As the brief explains, Hawaii’s licensing laws may be intended to protect public safety, but there is a point at which the delays and bureaucratic burden created for out-of-state license holders seeking to move to Hawaii outweigh the benefits.
One study on the impact of medical licensing found that “licensing is associated with restricted labor supply, an increased wage of the licensed occupation, rents, increased output prices, and no measurable effect on output quality.”
Even the federal government agrees. A 2018 report on licensing portability from the Federal Trade Commission stated that, “there is little justification for the burdensome, costly, and redundant licensing processes that many states impose on qualified, licensed, out-of-state applicants.”
The FTC report noted that these requirements inhibit licensees from relocating to other states to practice.
So, if Hawaii puts too high a burden on out-of-state licensees, what is the solution?

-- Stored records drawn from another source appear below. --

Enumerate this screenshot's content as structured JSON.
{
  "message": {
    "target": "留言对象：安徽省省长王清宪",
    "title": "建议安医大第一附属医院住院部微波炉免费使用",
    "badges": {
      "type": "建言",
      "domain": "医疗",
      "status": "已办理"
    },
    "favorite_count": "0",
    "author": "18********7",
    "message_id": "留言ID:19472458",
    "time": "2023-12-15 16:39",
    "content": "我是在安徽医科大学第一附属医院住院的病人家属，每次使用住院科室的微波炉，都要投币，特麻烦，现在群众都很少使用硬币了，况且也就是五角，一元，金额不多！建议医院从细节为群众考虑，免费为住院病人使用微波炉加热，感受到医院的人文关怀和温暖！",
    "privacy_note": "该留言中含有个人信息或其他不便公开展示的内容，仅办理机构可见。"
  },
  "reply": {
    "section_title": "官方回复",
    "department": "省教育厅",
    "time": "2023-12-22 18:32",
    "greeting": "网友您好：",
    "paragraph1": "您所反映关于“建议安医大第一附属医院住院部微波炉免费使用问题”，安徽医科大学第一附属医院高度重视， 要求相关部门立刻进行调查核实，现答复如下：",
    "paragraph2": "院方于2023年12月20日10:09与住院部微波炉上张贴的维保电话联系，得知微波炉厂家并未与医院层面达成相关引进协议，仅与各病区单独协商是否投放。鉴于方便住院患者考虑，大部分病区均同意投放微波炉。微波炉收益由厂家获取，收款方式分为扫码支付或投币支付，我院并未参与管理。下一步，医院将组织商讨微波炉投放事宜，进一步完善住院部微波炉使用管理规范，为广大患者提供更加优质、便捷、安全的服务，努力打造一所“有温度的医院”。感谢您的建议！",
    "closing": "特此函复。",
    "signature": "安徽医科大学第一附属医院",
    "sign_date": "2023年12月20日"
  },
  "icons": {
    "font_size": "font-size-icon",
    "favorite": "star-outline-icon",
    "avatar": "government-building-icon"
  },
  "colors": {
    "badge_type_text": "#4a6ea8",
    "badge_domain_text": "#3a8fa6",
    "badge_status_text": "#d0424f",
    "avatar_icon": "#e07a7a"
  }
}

The Grassroot Institute report recommends that the state reform its licensing scheme by either joining interstate compacts that lower the barriers to license portability or by enacting license recognition laws that would streamline the process by which out-of-state licensees are permitted to practice in Hawaii.
So far, both of those ideas have gained traction in the Hawaii Legislature. State lawmakers also are looking at codifying the temporary recognition process for nurses, which would be a step in the right direction but fall short of long-reaching and permanent reform.
Both options — interstate compacts and recognition laws — maintain protections for public health and safety while also making it easier for doctors or nurses with valid, unencumbered licenses to start working in Hawaii without long, bureaucratic delays.
Reforming Hawaii’s medical licensing laws wouldn’t solve all of the problems that have led to the doctor and nursing shortages in the state. But it would remove an unnecessary barrier to attract more healthcare workers.
In a state that brings in countless military spouses, traveling workers and others just looking for a change of scenery, licensing reform is a common sense way to broaden the pool of people able to work in the state.
It might even help transform Hawaii from a place that doctors love to visit to a place where doctors love to live.
Malia Hill is policy director of the Grassroot Institute of Hawaii.